Strong performance in USA fails to mask housebuilder's weak overall results as UK profit slumps to £278m
The volume housebuilder said Johnson, who has been chief executive for five years, would be replaced by UK head Peter Redfern on 1 July.
Johnson said it was the right time to leave because he had achieved his aim of putting a "dismal, old-fashioned business" into a good shape. He added that at the age of 59 it was a good time to plan ahead, although he had no immediate plans.
Redfern takes over at a tough time.
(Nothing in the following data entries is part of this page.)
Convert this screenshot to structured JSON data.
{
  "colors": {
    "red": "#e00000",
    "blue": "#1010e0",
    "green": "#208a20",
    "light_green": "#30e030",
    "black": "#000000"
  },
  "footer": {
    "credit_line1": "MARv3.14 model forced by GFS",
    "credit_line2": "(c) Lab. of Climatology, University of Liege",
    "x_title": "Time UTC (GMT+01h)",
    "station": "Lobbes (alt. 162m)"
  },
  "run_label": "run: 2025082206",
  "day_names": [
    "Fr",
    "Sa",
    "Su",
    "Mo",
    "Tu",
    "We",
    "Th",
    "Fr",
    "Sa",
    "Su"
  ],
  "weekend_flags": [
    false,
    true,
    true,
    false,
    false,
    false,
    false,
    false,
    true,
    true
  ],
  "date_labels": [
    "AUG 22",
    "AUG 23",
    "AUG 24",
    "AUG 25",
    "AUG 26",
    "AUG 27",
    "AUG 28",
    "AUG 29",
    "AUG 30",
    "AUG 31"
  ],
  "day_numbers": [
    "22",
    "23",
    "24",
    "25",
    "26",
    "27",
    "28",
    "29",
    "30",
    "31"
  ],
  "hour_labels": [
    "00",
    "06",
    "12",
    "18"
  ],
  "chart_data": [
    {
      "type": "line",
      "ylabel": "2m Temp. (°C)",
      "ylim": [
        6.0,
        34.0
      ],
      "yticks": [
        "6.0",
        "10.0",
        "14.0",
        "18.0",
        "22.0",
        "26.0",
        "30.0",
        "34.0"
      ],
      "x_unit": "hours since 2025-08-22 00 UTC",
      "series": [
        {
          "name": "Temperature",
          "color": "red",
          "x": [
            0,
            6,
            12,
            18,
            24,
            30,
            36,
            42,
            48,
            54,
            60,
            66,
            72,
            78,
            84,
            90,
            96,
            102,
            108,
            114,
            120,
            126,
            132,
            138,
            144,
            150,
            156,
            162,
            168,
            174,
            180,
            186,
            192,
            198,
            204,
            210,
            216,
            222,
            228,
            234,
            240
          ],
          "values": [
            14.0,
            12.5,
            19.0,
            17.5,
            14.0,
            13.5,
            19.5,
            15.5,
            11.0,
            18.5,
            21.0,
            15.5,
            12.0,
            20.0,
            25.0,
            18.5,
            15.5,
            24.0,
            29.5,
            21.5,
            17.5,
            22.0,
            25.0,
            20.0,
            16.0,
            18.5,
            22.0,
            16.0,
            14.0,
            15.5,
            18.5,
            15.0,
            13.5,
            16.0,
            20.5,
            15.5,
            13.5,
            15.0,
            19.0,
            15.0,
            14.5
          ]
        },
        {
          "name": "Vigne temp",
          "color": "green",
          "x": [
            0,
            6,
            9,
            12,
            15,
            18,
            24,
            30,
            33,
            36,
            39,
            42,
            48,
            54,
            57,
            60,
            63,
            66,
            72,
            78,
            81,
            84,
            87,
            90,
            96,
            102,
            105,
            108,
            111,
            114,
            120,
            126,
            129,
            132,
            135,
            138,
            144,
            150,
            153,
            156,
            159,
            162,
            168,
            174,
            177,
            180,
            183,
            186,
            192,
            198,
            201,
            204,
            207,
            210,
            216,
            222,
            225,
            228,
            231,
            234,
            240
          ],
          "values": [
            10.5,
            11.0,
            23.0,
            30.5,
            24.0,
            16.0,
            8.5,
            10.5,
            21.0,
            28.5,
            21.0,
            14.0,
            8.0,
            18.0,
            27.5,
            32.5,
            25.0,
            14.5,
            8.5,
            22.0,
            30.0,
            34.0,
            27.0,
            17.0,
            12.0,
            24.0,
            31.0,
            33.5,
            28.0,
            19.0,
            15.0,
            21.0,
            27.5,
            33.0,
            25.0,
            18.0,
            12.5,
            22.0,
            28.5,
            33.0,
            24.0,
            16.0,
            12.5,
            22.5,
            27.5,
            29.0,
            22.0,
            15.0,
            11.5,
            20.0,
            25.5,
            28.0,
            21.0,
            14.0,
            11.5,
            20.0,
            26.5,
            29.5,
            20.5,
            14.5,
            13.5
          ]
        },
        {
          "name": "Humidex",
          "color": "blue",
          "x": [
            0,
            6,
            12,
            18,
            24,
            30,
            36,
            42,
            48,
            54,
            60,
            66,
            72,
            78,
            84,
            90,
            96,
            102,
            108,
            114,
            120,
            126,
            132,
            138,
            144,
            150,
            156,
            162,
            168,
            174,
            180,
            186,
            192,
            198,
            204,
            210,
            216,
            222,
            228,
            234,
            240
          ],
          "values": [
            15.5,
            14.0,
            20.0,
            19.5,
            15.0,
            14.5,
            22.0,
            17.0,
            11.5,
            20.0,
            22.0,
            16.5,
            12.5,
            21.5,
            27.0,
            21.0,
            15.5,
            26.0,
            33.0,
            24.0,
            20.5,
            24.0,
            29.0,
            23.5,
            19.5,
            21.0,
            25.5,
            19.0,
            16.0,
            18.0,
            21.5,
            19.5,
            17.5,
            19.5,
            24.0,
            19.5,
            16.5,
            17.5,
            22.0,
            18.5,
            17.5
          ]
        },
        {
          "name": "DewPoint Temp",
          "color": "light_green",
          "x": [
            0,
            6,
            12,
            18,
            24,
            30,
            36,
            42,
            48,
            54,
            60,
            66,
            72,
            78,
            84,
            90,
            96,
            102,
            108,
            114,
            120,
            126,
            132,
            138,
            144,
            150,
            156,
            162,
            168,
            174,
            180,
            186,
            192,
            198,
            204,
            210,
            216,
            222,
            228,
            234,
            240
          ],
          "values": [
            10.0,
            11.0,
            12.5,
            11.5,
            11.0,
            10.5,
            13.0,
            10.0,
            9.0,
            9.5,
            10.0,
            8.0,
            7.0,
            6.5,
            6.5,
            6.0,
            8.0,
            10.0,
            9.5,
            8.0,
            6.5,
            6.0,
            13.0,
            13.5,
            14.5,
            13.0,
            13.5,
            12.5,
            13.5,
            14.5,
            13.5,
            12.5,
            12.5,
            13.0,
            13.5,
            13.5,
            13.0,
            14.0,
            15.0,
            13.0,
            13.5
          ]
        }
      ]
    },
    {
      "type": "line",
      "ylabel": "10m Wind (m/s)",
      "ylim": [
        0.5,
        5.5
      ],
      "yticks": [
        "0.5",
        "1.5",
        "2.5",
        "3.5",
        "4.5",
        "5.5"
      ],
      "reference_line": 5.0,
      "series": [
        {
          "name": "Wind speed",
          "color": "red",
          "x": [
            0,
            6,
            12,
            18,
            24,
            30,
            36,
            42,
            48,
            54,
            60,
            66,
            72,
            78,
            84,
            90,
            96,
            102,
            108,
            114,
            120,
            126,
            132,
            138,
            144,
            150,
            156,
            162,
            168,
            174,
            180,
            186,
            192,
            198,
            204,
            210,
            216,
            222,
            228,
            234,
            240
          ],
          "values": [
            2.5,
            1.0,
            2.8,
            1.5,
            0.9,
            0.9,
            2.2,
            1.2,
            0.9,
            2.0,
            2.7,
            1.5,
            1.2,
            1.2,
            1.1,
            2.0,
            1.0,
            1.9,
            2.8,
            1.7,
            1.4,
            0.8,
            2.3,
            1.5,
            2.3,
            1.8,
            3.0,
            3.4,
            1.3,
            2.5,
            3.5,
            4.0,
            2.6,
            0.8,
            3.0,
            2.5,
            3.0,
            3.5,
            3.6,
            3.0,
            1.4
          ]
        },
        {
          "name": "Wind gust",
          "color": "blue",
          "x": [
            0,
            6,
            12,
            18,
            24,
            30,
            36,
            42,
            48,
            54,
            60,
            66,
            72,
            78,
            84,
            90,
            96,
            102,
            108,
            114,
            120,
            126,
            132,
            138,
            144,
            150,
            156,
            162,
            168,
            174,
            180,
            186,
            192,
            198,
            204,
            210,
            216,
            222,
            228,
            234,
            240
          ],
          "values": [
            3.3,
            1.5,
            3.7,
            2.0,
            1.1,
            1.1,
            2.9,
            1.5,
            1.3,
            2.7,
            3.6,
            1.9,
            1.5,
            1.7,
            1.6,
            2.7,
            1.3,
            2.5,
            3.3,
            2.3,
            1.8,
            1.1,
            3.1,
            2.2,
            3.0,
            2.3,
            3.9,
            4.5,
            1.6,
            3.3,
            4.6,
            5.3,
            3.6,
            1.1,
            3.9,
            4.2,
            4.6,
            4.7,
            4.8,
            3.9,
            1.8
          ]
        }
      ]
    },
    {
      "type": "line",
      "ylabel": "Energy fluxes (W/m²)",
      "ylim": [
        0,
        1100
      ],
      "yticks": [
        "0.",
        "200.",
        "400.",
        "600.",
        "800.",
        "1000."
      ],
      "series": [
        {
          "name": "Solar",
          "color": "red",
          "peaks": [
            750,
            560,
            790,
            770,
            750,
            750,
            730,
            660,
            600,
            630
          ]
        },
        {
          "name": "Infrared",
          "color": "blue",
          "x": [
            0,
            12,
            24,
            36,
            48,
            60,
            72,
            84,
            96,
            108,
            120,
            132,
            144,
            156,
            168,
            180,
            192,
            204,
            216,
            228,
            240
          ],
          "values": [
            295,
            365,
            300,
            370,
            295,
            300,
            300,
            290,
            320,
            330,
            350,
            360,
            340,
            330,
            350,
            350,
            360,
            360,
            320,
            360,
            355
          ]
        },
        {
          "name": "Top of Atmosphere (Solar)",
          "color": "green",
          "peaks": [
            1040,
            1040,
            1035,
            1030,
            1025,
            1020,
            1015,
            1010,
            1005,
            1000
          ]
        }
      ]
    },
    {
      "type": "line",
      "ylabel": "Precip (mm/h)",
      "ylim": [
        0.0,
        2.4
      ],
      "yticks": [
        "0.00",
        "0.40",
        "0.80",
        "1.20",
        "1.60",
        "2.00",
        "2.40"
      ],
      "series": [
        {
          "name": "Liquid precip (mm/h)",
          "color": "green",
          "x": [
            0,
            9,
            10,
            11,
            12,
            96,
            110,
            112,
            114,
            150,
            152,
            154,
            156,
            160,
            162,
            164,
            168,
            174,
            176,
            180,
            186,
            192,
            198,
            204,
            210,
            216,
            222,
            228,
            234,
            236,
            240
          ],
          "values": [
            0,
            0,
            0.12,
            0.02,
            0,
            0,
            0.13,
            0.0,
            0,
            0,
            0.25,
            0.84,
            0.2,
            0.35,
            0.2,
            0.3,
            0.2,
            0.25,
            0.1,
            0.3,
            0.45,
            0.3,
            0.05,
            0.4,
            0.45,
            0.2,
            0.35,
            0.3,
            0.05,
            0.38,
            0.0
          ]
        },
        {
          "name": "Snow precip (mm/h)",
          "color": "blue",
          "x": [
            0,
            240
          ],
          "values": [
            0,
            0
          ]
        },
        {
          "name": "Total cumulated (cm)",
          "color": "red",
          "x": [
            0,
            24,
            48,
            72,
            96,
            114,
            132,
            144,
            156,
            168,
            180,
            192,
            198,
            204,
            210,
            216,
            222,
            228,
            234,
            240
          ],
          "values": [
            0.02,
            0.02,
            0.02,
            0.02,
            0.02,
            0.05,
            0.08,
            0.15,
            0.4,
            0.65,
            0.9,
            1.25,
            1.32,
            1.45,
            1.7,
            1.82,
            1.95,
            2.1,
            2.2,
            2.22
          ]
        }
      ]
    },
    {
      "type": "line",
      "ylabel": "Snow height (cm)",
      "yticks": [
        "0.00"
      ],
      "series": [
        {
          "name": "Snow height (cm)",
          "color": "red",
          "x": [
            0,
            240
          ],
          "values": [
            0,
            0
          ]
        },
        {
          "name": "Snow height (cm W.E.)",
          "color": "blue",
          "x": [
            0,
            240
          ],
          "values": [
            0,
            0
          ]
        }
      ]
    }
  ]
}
On Tuesday, Wimpey said operating profit at its UK business had fallen 32% to £278m in the year to 31 December.
A strong performance from Morrison Homes, Wimpey's US subsidiary, was not enough to cancel this out, and group profit dropped 12% to £437m.
Despite the poor results, shares in the company rose 6.5p, or 1%, to 552p when the results were announced. This was partly because Wimpey had warned the market in January that 2005 had been a difficult year. Some in the City said the price rise could also be explained by persistent merger speculation.
A merger with Taylor Woodrow is considered to be most likely because the firms each have a complementary US business.
Johnson denied a deal was on the cards, saying: "I've said for a while that growth is focused on organic development and I've heard Peter Redfern say the same."
Johnson said Wimpey had suffered from its relatively limited landbank. He said: "For this reason in 2005 as house prices stabilised the rising cost of land affected us quickly, having a 3% impact on our margin."
Wimpey is following the example of Redrow by building cheaper homes for first-time buyers. Its one-bedroom flats in Tipton, West Midlands, will cost about £65,000.
Johnson said Wimpey would stop investing in high-rise city centre schemes.